It's the news carb-lovers have been waiting for.
After years of being told we should avoid our favourite starchy meals if we want to lose weight, new research suggests that a certain type of carbohydrate has no negative impact on the waistline.
The research focused on a group of "resistant starch" carbs, which includes foods such as legumes, whole grains, beans, white rice and pasta. Unripe bananas and raw potatoes also contain resistant starch, and so does ingredients such as potato starch, tapioca starch, and bean flour.
According to an article in TIME magazine, these foods take longer to digest, and are turned into fatty acids, which the body will then burn for energy.
Named for their tendancy to resist digestion, resistant starches bypass the small intestine (where most food is usually digested), and head straight to the large intestine to be metabolised. There, they're fermented and turned into short-chain fatty acids, to be burned as fuel for the body.
Resistant starches also serve a function as prebiotics, as they provide food for intestinal bacteria in the colon.
"Certain populations and cultures have been benefiting from resistant starches for a long time," Paul Arciero, professor in the health and exercise sciences department of Skidmore College told TIME.
"In my belief, that's what's protected them against some of the ravages of the more modern-day high carbohydrate diet."
Interestingly, cooking then cooling carbohydrate starch triggers the production of resistant starch.
"Cooking the carbohydrate starch alters the chemical bonds in the food," Arciero told TIME. "Stick it in the fridge, and as the food cools, those bonds reform in a new design.
"The ensuing structure of those bonds during the cooling process is what makes them resistant to then being digested in the small intestine. Even if you heat them up again, they retain their new resistant starches."

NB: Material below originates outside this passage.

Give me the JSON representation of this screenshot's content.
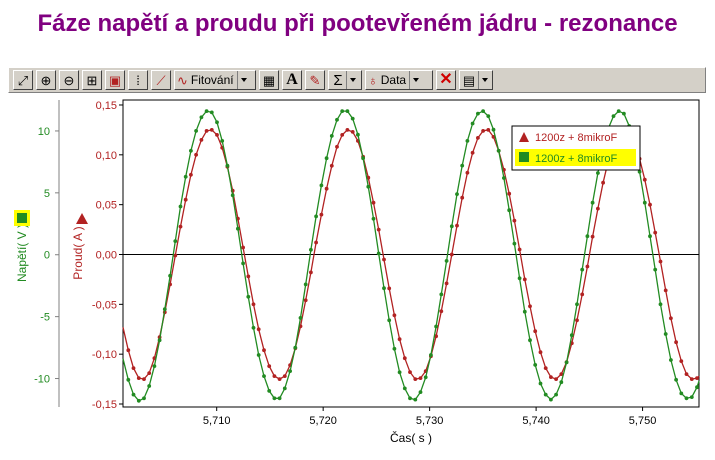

But don't go carb crazy just yet - certain foods like white bread and biscuits should still be avoided, as they contain refuned carbs that are absorbed quickly into the body, causing them to be stored as calories.
While experts say it is too early to tell whether resistant starch can help with weight loss, it can certainly help to control weight as these foods tend to keep you feeling full, which will reduce your likelihood of reaching for the biscuit jar after a meal.